USD/JPY, rejected at 119.00, pulls back below 118.50

  • The dollar pulls back from six-year highs at 119.00.
  • The Japanese yen has lost about 3.5% over the last eight days.
  • USD/JPY might rally as high as 125.00 – ING

The US dollar seems set to put an end to an eight-day rally on Thursday, as the pair turned down from multi-year highs at 119.00 retreating to session lows near 118.40 so far.

The US dollar treads water after Fed’s rate hike

The dollar is losing ground across the board as the market digests the rate hike and Federal Reserve’s plan to gradually increment borrowing released on Wednesday. The US Dollar Index has dropped about 0.5% so far today, to week lows right below 98.00.

The Japanese yen is taking some breather after having plummeted nearly 3.5% in less than two weeks. The monetary policy divergence between the Federal Reserve and the Bank of Japan boosted the gap between the US and Japanese yields ahead of Fed’s meeting boosting a steady USD appreciation.

From a wider perspective, however, the pair remains steady near Wednesday’s peak, with the investors awaiting the Bank of Japan’s monetary policy decision, due on Friday. The BoJ is widely expected to maintain its ultra-expansive policy which, in a context of generalized monetary tightening in most of the major central banks, might provide a fresh impulse to the US dollar.

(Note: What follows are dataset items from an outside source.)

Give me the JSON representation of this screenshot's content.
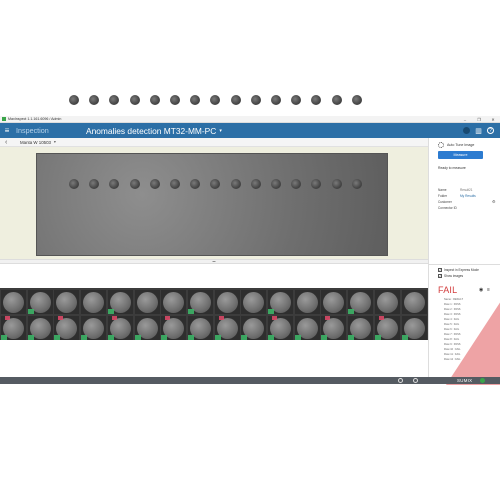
{
  "window": {
    "title": "MaxInspect 1.1.161.6096 / Admin",
    "buttons": [
      "–",
      "❐",
      "✕"
    ]
  },
  "header": {
    "section": "Inspection",
    "page_title": "Anomalies detection MT32-MM-PC",
    "icons": [
      "user-icon",
      "library-icon",
      "help-icon"
    ]
  },
  "subbar": {
    "camera": "Manta W 10503"
  },
  "panel": {
    "auto_tune": "Auto Tune Image",
    "measure": "Measure",
    "status": "Ready to measure",
    "fields": [
      {
        "key": "Name",
        "value": "Result21",
        "link": false
      },
      {
        "key": "Folder",
        "value": "My Results",
        "link": true
      },
      {
        "key": "Customer",
        "value": "",
        "link": false
      },
      {
        "key": "Connector ID",
        "value": "",
        "link": false
      }
    ],
    "express_mode": "Inspect in Express Mode",
    "show_images": "Show images",
    "result": "FAIL",
    "flaws": [
      "Name : RESULT",
      "Flaw 1 : PASS",
      "Flaw 2 : PASS",
      "Flaw 3 : PASS",
      "Flaw 4 : FAIL",
      "Flaw 5 : FAIL",
      "Flaw 6 : FAIL",
      "Flaw 7 : PASS",
      "Flaw 8 : FAIL",
      "Flaw 9 : PASS",
      "Flaw 10 : FAIL",
      "Flaw 11 : FAIL",
      "Flaw 12 : FAIL"
    ]
  },
  "footer": {
    "brand": "SUMIX"
  },
  "colors": {
    "accent": "#2c6fa6",
    "fail": "#d23b3b",
    "pass": "#3dbb6a"
  }
}
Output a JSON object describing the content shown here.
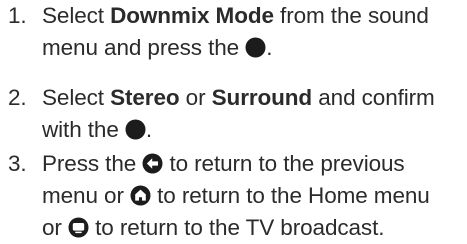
{
  "steps": [
    {
      "number": "1.",
      "line1_pre": "Select ",
      "line1_bold": "Downmix Mode",
      "line1_post": " from the sound",
      "line2_pre": "menu and press the ",
      "line2_post": ".",
      "icon": "ok-button-icon"
    },
    {
      "number": "2.",
      "line1_pre": "Select ",
      "line1_bold1": "Stereo",
      "line1_mid": " or ",
      "line1_bold2": "Surround",
      "line1_post": " and confirm",
      "line2_pre": "with the ",
      "line2_post": ".",
      "icon": "ok-button-icon"
    },
    {
      "number": "3.",
      "line1_pre": "Press the ",
      "line1_post": " to return to the previous",
      "line2_pre": "menu or ",
      "line2_post": " to return to the Home menu",
      "line3_pre": "or ",
      "line3_post": " to return to the TV broadcast.",
      "icons": [
        "back-button-icon",
        "home-button-icon",
        "tv-button-icon"
      ]
    }
  ],
  "colors": {
    "text": "#2b2b2b",
    "icon": "#1c1c1c"
  }
}
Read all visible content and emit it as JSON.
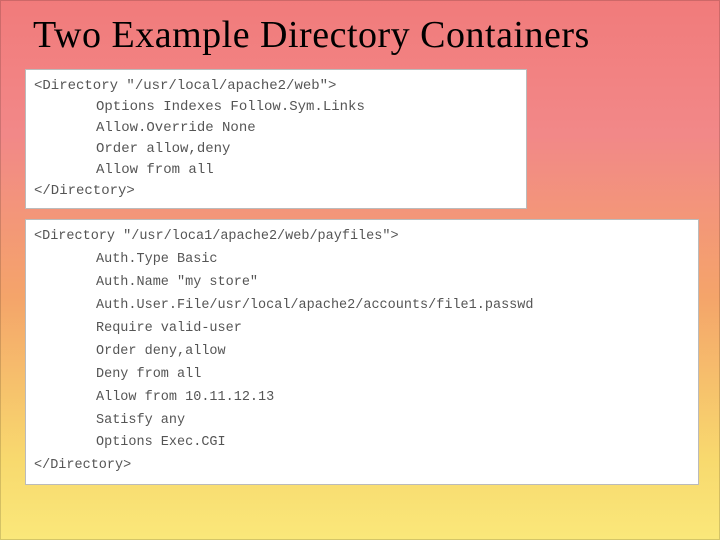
{
  "title": "Two Example Directory Containers",
  "block1": {
    "open": "<Directory \"/usr/local/apache2/web\">",
    "l1": "Options Indexes Follow.Sym.Links",
    "l2": "Allow.Override None",
    "l3": "Order allow,deny",
    "l4": "Allow from all",
    "close": "</Directory>"
  },
  "block2": {
    "open": "<Directory \"/usr/loca1/apache2/web/payfiles\">",
    "l1": "Auth.Type Basic",
    "l2": "Auth.Name \"my store\"",
    "l3": "Auth.User.File/usr/local/apache2/accounts/file1.passwd",
    "l4": "Require valid-user",
    "l5": "Order deny,allow",
    "l6": "Deny from all",
    "l7": "Allow from 10.11.12.13",
    "l8": "Satisfy any",
    "l9": "Options Exec.CGI",
    "close": "</Directory>"
  }
}
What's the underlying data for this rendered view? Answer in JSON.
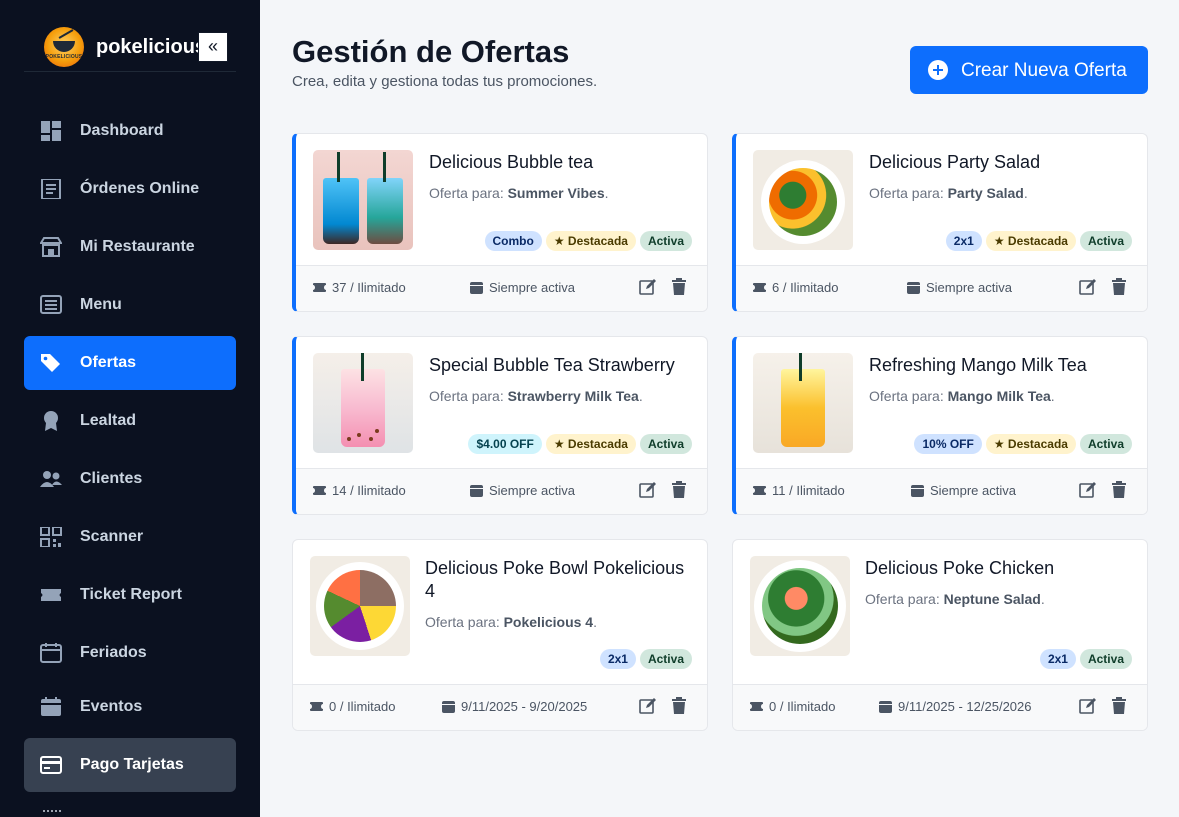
{
  "brand": {
    "name": "pokelicious",
    "logo_text": "POKELICIOUS",
    "collapse_icon": "«"
  },
  "sidebar": {
    "items": [
      {
        "label": "Dashboard",
        "icon": "dashboard-icon"
      },
      {
        "label": "Órdenes Online",
        "icon": "receipt-icon"
      },
      {
        "label": "Mi Restaurante",
        "icon": "store-icon"
      },
      {
        "label": "Menu",
        "icon": "menu-list-icon"
      },
      {
        "label": "Ofertas",
        "icon": "tag-icon",
        "active": true
      },
      {
        "label": "Lealtad",
        "icon": "award-icon"
      },
      {
        "label": "Clientes",
        "icon": "users-icon"
      },
      {
        "label": "Scanner",
        "icon": "qr-icon"
      },
      {
        "label": "Ticket Report",
        "icon": "ticket-icon"
      },
      {
        "label": "Feriados",
        "icon": "calendar-icon"
      },
      {
        "label": "Eventos",
        "icon": "calendar-event-icon"
      },
      {
        "label": "Pago Tarjetas",
        "icon": "credit-card-icon",
        "highlight": true
      }
    ]
  },
  "header": {
    "title": "Gestión de Ofertas",
    "subtitle": "Crea, edita y gestiona todas tus promociones.",
    "create_button": "Crear Nueva Oferta"
  },
  "offer_prefix": "Oferta para: ",
  "cards": [
    {
      "title": "Delicious Bubble tea",
      "target": "Summer Vibes",
      "badges": [
        {
          "text": "Combo",
          "style": "blue"
        },
        {
          "text": "★ Destacada",
          "style": "yellow"
        },
        {
          "text": "Activa",
          "style": "green"
        }
      ],
      "uses": "37 / Ilimitado",
      "dates": "Siempre activa",
      "featured": true
    },
    {
      "title": "Delicious Party Salad",
      "target": "Party Salad",
      "badges": [
        {
          "text": "2x1",
          "style": "blue"
        },
        {
          "text": "★ Destacada",
          "style": "yellow"
        },
        {
          "text": "Activa",
          "style": "green"
        }
      ],
      "uses": "6 / Ilimitado",
      "dates": "Siempre activa",
      "featured": true
    },
    {
      "title": "Special Bubble Tea Strawberry",
      "target": "Strawberry Milk Tea",
      "badges": [
        {
          "text": "$4.00 OFF",
          "style": "cyan"
        },
        {
          "text": "★ Destacada",
          "style": "yellow"
        },
        {
          "text": "Activa",
          "style": "green"
        }
      ],
      "uses": "14 / Ilimitado",
      "dates": "Siempre activa",
      "featured": true
    },
    {
      "title": "Refreshing Mango Milk Tea",
      "target": "Mango Milk Tea",
      "badges": [
        {
          "text": "10% OFF",
          "style": "blue"
        },
        {
          "text": "★ Destacada",
          "style": "yellow"
        },
        {
          "text": "Activa",
          "style": "green"
        }
      ],
      "uses": "11 / Ilimitado",
      "dates": "Siempre activa",
      "featured": true
    },
    {
      "title": "Delicious Poke Bowl Pokelicious 4",
      "target": "Pokelicious 4",
      "badges": [
        {
          "text": "2x1",
          "style": "blue"
        },
        {
          "text": "Activa",
          "style": "green"
        }
      ],
      "uses": "0 / Ilimitado",
      "dates": "9/11/2025 - 9/20/2025",
      "featured": false
    },
    {
      "title": "Delicious Poke Chicken",
      "target": "Neptune Salad",
      "badges": [
        {
          "text": "2x1",
          "style": "blue"
        },
        {
          "text": "Activa",
          "style": "green"
        }
      ],
      "uses": "0 / Ilimitado",
      "dates": "9/11/2025 - 12/25/2026",
      "featured": false
    }
  ],
  "colors": {
    "sidebar_bg": "#0b1120",
    "accent": "#0d6efd",
    "active_item": "#0d6efd"
  }
}
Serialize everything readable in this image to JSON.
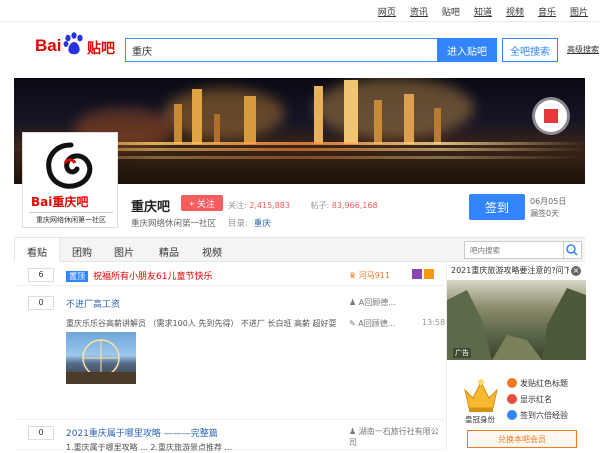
{
  "topnav": {
    "links": [
      "网页",
      "资讯",
      "贴吧",
      "知道",
      "视频",
      "音乐",
      "图片"
    ]
  },
  "logo": {
    "bai": "Bai",
    "tieba": "贴吧"
  },
  "search": {
    "value": "重庆",
    "enter_label": "进入贴吧",
    "all_label": "全吧搜索",
    "advanced": "高级搜索"
  },
  "forum": {
    "name": "重庆吧",
    "follow_label": "+ 关注",
    "followers_label": "关注:",
    "followers": "2,415,883",
    "posts_label": "帖子:",
    "posts": "83,966,168",
    "description": "重庆网络休闲第一社区",
    "category_label": "目录:",
    "category": "重庆",
    "signin_label": "签到",
    "date_line1": "06月05日",
    "date_line2": "漏签0天",
    "avatar_brand": "Bai重庆吧",
    "avatar_sub": "重庆网络休闲第一社区"
  },
  "tabs": [
    "看贴",
    "团购",
    "图片",
    "精品",
    "视频"
  ],
  "intra_search_placeholder": "吧内搜索",
  "posts": [
    {
      "count": "6",
      "tag": "置顶",
      "title": "祝福所有小朋友61儿童节快乐",
      "author": "河马911"
    },
    {
      "count": "0",
      "title": "不进厂高工资",
      "author": "A回顾德...",
      "excerpt": "重庆乐乐谷高薪讲解员 （需求100人 先到先得） 不进厂 长白班 高薪 超好耍 ...",
      "last_reply": "A回顾德...",
      "time": "13:58"
    },
    {
      "count": "0",
      "title": "2021重庆属于哪里攻略 ———完整篇",
      "author": "湖南一石旅行社有限公司",
      "excerpt": "1.重庆属于哪里攻略 ... 2.重庆旅游景点推荐 ..."
    }
  ],
  "side_ad": {
    "title": "2021重庆旅游攻略要注意的?问下",
    "close": "×",
    "ad_label": "广告",
    "vip_label": "皇冠身份",
    "perks": [
      "发贴红色标题",
      "显示红名",
      "签到六倍经验"
    ],
    "open_vip": "兑换本吧会员"
  }
}
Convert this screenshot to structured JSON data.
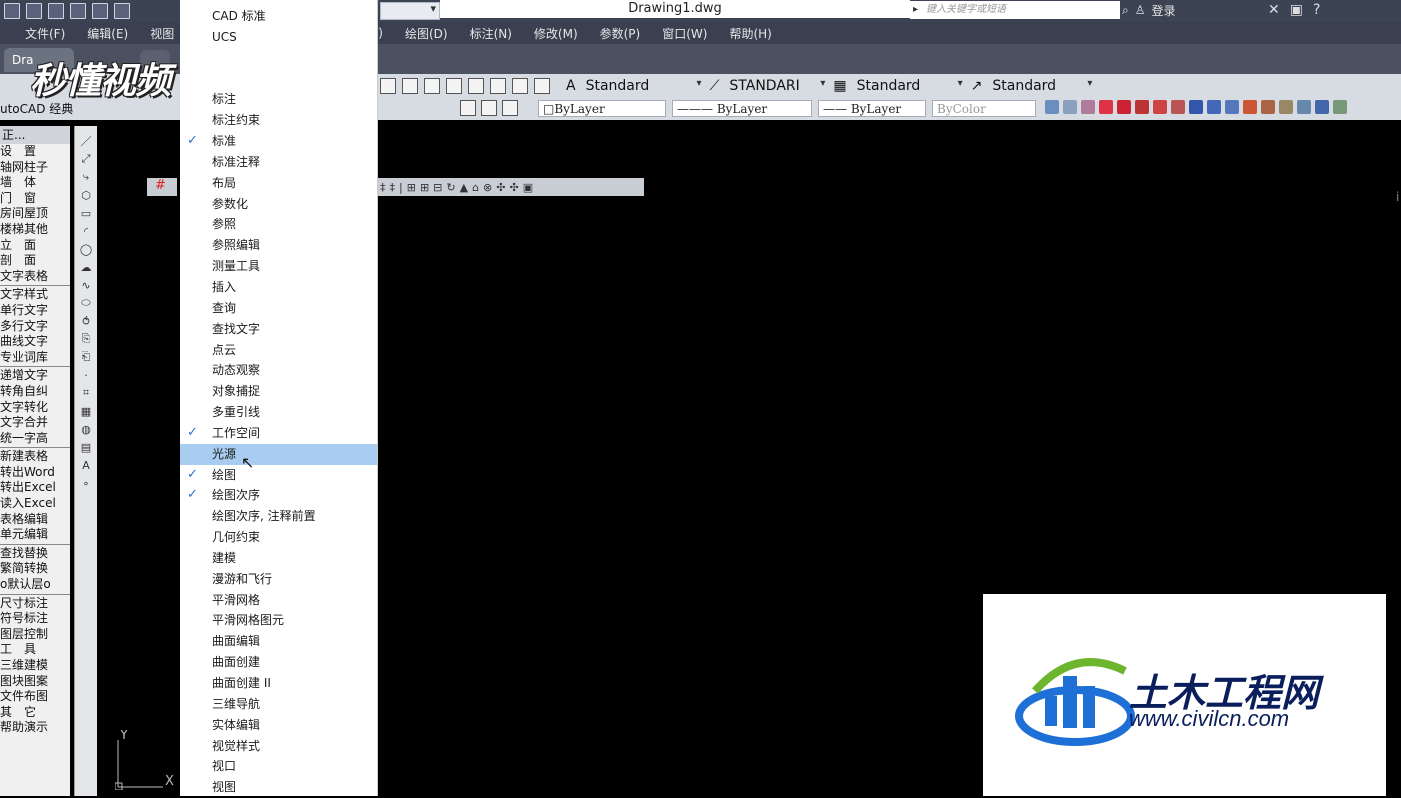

USD/JPY might rally as high as 125.00 – ING

FX Analysts at ING expect the pair to resume its uptrend aiming to levels well past the 120.00 mark: “The clearest trend will be a higher USD/JPY, where a dovish Bank of Japan and Japan's large negative income shock from the fossil fuel rally will send USD/JPY to 120 and possibly 125 later this year. We also think the dollar can hold/build on gains against European FX too.”